Anyhow, so I’ve got a bunch of .bin files around for it, no C source code, just straight assembly output ready to be flashed. And the text and data segments are often interwoven, each fetch being resolved to data or instruction in real time by the rabbit processor. So I’ve been thinking of sitting down, going through the assembly/processor manual for the board and just writing a board simulator hoping to get it back to source code by blackbox reversing in a sense. I’d have to rummage through JEDEC for the standard used by the EEPROM to figure out what pins it’s using there and the edge triggering sequences. Once I can execute it and see what registers and GPIOs are written when, I can probably figure out the original code path.
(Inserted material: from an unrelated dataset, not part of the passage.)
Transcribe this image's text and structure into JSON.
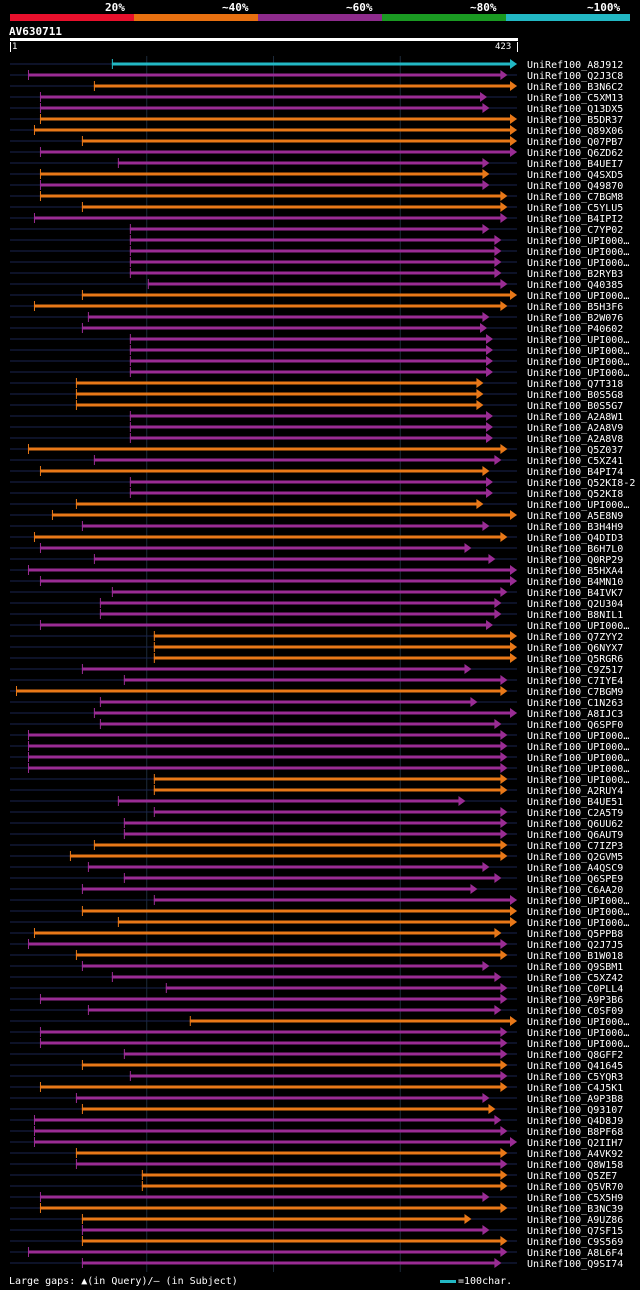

Not sure if anyone has tips or guides or suggestions here.

Something1234 a day ago

Any chance a decompiler like ghidra might get you part ways there?
- stonethrowaway a day ago
  
  The closest I came across was a Z80 simulator, I forget the name of it. But it allowed you to step through command by command giving you ability to query the processor state in a terminal.
  So I don’t know if it would be easier trying to find this, and updating it to support rabbit, vs trying to wedge something into ghidra which itself is an undertaking of a behemoth platform. As far as I know ghidra does not have Z80 support.
  - Jtsummers a day ago
    
    Ghidra has Z80 support (based on the installation on my laptop), but I've never used it.
  - stonethrowaway a day ago
    
    Ended up answering my own question. The Z88-DK[0] seems to be what I found. It supports most Rabbit processors, so I ran one of binaries through it and it spat out assembly my way which seems to make sense. Will have to run it through the simulator and see if I can get it to act like a microcontroller with setting voltage levels on particular pins.
    [0] https://github.com/z88dk/z88dk
  - westurner a day ago
    
    An Emu86.assembler.virtual_machine.Z8Machine (like MIPSMachine, RISCVMachine, and IntelMachine) could be stepped through in a notebook: https://news.ycombinator.com/item?id=41576922

neuroelectron a day ago

Ctrl-F "bootstrap" zero hits. That seems strange.

ReleaseCandidat a day ago

For a "first" compiler? No, not at all.